Il pensiero emotivo di Carlo Giacobbi | Nota di lettura su <<Infinito andare>> di Emanuela Dalla Libera (Il Convivio Editore, 2022)

 

Il titolo che Emanuela Dalla Libera assegna alla propria silloge – <<Infinito andare>> – contiene già in nuce, in termini programmatici, l’idea dell’esistenza quale voyage sempre in fieri.
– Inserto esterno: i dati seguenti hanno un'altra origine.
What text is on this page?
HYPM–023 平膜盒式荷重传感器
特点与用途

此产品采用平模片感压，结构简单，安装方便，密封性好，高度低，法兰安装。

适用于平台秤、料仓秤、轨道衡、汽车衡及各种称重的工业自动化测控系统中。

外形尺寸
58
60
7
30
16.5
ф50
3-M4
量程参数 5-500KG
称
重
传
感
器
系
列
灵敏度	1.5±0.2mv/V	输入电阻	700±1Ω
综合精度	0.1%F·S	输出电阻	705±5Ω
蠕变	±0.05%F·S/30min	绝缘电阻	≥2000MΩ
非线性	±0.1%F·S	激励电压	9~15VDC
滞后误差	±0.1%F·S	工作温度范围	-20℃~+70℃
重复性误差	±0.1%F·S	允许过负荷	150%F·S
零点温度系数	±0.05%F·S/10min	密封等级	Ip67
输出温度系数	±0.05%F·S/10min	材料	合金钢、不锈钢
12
Il dispositivo verbale (<<andare>>) declinato nella sua forma base, che già ex se rimanda all’indefinitezza temporale del trans-ire, è rafforzato dal lemma – in funzione aggettivale – <<infinito>> che, a fortiori, protrae la condotta di cui al verbo citato oltre le categorie spazio-temporali.

Si potrebbe dire che la Nostra, come dimostrano l’immaginario e la semantica del corpus lirico, recuperi la poetica del vago e dell’indefinito del poeta di Recanati (cfr. p. 20, <<un senso vago di inquietudine remota>>; ibidem, <<nella corsa che trascina il tempo all’infinito>>) ponendo in dominante il thauma, lo stupore – certo inquieto ma non disperato – che suscita la contemplazione della Natura, osservata dalla poetessa in uno spazio meditativo che ricorda l’otium degli antichi, dove la dimensione dell’ascolto e le disposizioni dell’animo sottraggono l’io-lirico all’atarassia, anzi lo pongono in henosis quasi mistica con il reale.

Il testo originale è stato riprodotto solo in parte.